Gonzalez’s study, which included researchers from universities like Harvard University, the University of California, Los Angeles and the University of Michigan, looked at discreet ethnic subgroups, which he said hadn’t been done before.


“I think that’s a good question why folks haven’t looked at subgroups, Latinos in particular,” he said. “That’s where we found the most interesting findings, because what we’ve seen in the past is that when you compare Latinos as a group to whites, they look about the same.”


This happens because not all Latino groups get the same depression treatment. For example, Gonzalez said, Puerto Ricans in the study had better treatment rates than whites.


“So, if you average them up together they look about the same. You break them out and you get to see the important differences,” he said. “It really makes no sense to lump people together.”


The purpose of the study was to understand who is getting adequate major depression care, who is not getting the care and how to fix the division.


“Pretty straightforward,” Gonzalez said. “Nothing fancy.”


In addition to the low numbers receiving care, researchers found new information on treatment method trends.


“I was very surprised … that antidepressant use was lower than psychotherapy use,”

Gonzalez said. “What was interesting, too, but not surprising, was that the psychotherapy use among African-Americans and Mexican-Americans, in particular, was proportionally higher than it was for whites.”


In general, people in the study did not prefer prescription psychotropic or mind-altering drugs — including antidepressants.

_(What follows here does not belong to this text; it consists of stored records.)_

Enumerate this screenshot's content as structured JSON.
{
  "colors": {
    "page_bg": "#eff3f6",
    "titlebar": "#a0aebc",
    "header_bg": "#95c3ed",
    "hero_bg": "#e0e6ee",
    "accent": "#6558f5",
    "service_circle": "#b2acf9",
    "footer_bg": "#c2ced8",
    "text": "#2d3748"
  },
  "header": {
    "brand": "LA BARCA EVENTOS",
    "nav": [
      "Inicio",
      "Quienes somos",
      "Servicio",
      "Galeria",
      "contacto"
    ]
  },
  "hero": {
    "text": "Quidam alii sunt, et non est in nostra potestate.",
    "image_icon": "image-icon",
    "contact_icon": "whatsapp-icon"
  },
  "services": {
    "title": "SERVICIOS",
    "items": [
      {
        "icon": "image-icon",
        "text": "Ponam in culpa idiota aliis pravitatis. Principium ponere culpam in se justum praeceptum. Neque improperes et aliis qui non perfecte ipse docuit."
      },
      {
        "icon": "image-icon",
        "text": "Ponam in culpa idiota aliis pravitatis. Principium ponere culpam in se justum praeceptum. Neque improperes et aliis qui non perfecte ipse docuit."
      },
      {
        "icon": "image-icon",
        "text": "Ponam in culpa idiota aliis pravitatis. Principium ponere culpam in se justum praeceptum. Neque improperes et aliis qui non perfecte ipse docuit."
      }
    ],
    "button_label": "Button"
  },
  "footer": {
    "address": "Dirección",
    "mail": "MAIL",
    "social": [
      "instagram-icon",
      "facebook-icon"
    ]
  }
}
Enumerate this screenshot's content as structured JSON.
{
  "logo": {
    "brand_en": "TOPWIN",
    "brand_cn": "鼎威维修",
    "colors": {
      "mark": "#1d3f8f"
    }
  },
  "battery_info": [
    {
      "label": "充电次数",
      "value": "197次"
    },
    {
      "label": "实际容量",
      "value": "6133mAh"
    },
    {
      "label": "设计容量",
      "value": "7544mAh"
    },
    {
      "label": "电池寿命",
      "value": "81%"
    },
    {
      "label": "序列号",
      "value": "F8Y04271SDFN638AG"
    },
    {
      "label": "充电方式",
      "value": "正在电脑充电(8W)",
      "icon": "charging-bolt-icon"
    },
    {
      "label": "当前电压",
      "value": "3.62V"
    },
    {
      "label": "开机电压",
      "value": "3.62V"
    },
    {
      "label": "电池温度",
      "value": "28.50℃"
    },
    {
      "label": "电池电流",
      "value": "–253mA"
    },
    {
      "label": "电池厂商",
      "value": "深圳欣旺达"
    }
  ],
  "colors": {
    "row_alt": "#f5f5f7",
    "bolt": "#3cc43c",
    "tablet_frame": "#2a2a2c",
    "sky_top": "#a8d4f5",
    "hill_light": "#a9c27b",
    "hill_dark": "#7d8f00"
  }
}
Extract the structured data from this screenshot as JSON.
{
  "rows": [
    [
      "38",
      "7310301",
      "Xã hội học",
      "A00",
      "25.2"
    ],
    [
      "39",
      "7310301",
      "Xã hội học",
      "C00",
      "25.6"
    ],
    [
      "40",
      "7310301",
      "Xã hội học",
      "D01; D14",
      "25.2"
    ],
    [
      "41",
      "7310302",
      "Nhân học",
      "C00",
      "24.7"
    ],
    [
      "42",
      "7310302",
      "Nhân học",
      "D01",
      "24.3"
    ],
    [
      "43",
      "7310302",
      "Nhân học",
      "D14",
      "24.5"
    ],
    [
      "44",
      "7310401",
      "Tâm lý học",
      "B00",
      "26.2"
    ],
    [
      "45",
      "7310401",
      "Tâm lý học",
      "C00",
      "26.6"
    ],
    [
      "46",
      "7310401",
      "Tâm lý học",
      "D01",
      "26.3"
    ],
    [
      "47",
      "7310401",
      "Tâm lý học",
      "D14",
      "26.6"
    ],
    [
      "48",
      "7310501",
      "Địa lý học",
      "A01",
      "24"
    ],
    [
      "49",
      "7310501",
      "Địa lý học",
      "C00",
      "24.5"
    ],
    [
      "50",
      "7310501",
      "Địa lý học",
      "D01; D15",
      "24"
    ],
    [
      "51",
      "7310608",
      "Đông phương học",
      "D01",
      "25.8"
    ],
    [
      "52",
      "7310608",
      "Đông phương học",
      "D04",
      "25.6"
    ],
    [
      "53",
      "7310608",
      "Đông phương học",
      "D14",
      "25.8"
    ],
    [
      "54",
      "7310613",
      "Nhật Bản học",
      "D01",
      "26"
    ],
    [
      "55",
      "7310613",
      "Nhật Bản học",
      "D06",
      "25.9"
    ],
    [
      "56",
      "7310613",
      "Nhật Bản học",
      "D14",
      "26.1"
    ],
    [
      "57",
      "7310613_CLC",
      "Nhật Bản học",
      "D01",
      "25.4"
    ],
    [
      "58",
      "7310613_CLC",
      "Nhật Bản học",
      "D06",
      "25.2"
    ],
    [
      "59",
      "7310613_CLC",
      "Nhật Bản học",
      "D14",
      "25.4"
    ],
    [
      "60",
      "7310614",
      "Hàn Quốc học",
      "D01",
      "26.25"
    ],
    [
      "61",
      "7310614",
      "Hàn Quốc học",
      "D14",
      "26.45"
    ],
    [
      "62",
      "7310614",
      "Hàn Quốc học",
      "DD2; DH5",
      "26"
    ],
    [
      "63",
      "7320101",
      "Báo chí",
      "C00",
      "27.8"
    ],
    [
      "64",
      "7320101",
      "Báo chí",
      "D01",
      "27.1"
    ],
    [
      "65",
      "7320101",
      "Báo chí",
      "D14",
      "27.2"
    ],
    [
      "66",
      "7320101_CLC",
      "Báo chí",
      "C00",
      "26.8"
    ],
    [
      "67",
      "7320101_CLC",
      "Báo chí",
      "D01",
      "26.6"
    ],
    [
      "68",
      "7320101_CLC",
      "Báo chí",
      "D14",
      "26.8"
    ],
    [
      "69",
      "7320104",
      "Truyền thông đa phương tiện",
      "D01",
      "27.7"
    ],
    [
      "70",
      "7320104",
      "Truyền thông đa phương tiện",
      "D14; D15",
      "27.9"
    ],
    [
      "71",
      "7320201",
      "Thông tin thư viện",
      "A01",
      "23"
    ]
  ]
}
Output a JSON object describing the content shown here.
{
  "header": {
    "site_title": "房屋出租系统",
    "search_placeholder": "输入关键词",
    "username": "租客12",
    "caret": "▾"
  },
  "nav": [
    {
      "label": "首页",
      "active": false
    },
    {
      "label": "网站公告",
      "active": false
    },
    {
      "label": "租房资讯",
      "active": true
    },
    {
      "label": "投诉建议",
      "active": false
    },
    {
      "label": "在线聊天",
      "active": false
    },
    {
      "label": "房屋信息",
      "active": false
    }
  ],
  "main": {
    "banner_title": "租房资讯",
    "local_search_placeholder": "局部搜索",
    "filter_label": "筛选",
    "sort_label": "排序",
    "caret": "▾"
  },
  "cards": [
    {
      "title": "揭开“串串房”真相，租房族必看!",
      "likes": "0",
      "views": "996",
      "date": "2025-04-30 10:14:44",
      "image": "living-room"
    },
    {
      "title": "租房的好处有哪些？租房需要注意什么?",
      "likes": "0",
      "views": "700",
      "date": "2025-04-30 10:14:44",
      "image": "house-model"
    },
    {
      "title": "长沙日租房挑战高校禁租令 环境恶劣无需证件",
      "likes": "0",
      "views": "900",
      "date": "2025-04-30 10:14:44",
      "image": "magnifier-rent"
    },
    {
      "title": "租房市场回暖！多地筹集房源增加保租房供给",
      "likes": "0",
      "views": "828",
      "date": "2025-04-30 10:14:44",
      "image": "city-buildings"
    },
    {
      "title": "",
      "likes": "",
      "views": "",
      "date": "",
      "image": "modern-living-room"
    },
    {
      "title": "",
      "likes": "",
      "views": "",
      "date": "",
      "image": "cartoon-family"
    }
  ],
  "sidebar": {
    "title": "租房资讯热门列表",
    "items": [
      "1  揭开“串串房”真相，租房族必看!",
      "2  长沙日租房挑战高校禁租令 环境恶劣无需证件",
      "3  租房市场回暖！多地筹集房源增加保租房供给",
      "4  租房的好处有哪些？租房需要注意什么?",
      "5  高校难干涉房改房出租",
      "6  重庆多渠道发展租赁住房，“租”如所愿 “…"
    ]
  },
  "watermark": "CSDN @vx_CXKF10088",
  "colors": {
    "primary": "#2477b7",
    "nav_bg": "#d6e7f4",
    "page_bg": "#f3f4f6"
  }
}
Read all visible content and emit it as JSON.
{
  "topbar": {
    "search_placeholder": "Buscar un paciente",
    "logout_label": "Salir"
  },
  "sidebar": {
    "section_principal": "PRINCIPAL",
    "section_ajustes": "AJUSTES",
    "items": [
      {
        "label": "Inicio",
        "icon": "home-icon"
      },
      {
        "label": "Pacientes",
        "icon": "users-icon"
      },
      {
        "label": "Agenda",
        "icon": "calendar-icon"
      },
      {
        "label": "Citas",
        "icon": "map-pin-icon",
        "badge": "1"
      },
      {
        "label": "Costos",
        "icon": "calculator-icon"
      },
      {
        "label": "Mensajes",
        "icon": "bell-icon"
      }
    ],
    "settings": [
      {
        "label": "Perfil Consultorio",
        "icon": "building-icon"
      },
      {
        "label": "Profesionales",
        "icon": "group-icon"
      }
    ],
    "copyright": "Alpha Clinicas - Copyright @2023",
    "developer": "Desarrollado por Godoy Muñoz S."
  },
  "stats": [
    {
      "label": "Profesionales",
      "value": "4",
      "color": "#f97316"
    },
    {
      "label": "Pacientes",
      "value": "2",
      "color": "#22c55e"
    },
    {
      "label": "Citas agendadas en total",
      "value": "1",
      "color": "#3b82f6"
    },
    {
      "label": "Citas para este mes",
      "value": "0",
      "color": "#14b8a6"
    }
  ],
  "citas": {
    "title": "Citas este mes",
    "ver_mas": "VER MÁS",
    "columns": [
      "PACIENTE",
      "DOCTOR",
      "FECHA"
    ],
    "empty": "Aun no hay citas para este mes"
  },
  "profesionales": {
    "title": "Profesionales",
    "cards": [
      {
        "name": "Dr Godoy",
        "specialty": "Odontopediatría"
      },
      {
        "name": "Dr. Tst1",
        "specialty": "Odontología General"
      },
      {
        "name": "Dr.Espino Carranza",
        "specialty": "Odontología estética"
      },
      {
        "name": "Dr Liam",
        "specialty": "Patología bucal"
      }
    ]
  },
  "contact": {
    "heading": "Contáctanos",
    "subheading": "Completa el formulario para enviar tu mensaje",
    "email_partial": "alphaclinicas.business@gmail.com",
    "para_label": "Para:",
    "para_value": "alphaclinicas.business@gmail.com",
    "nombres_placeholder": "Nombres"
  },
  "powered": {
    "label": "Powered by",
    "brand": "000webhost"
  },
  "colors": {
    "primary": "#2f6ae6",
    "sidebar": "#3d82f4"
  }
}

“We didn’t know what the distributions were in the U.S. between psychotherapy use and antidepressant use among people with depression,” Gonzalez said.


Results showing psychotherapy being used alone to treat depression worries clinical psychologists, like Gonzalez, that people are not getting the proper care.


“People say disparities, disparities, disparities,” he said. “That was another objective: try to define disparities. And, yes, we did, as opposed to other studies that say disparities without being careful about how they define those terms.”


Gonzalez said that the Institute of Medicine defines disparities as differences that are due to access to care, called enabling factors, not preferences. In the study, these enabling factors such as income, education and health insurance did not explain the disparities.


“What seems to be the driving difference is ethnic racial differences,” he said. “It’s to say that maybe there are some communication problems or cultural differences that contribute to under-diagnosis and under-treatment.”


A part of these differences is the weighty stigma often attached to depression.


“I think that explains some of it. And that’s really hard to fix,” Gonzalez said. “But I think really the crux of the issue is the healthcare system. That’s something we can fix.”


Gonzalez said the behavioral-health system is not integrated well into general medicine, which is part one of the solution to reduce hurdles to healthcare. The healthcare structures are much easier to fix than attitudes, he said.


President Barack Obama’s health care plan promises to do just that: reform the health care structure by providing affordable and accessible healthcare to all.


“Is that the solution?” Gonzalez asked.  “I think that’s a good step in the right direction.”
He said it’s always important to look at demographic shifts, whether you’re in the business of shoes, cars or healthcare. He said U.S. census results show that from 2000 to 2008 the Latino population grew from 14 to 16 percent.


“I think my research will be useful,” he said. “And I think this is the main point that let’s be ready for what’s going to happen in the coming years.”


There isn’t a focus on Latino health at WSU now, Gonzalez said, but it will be necessary if they want to look to the future of healthcare.


“If they don’t they’ll be caught off guard just like the rest of the country will be caught off guard,” he said. “If we want to maintain a healthy population let’s start planning for the future. And the future is the Latinization, as folks have called it, of America. Plain and simple.”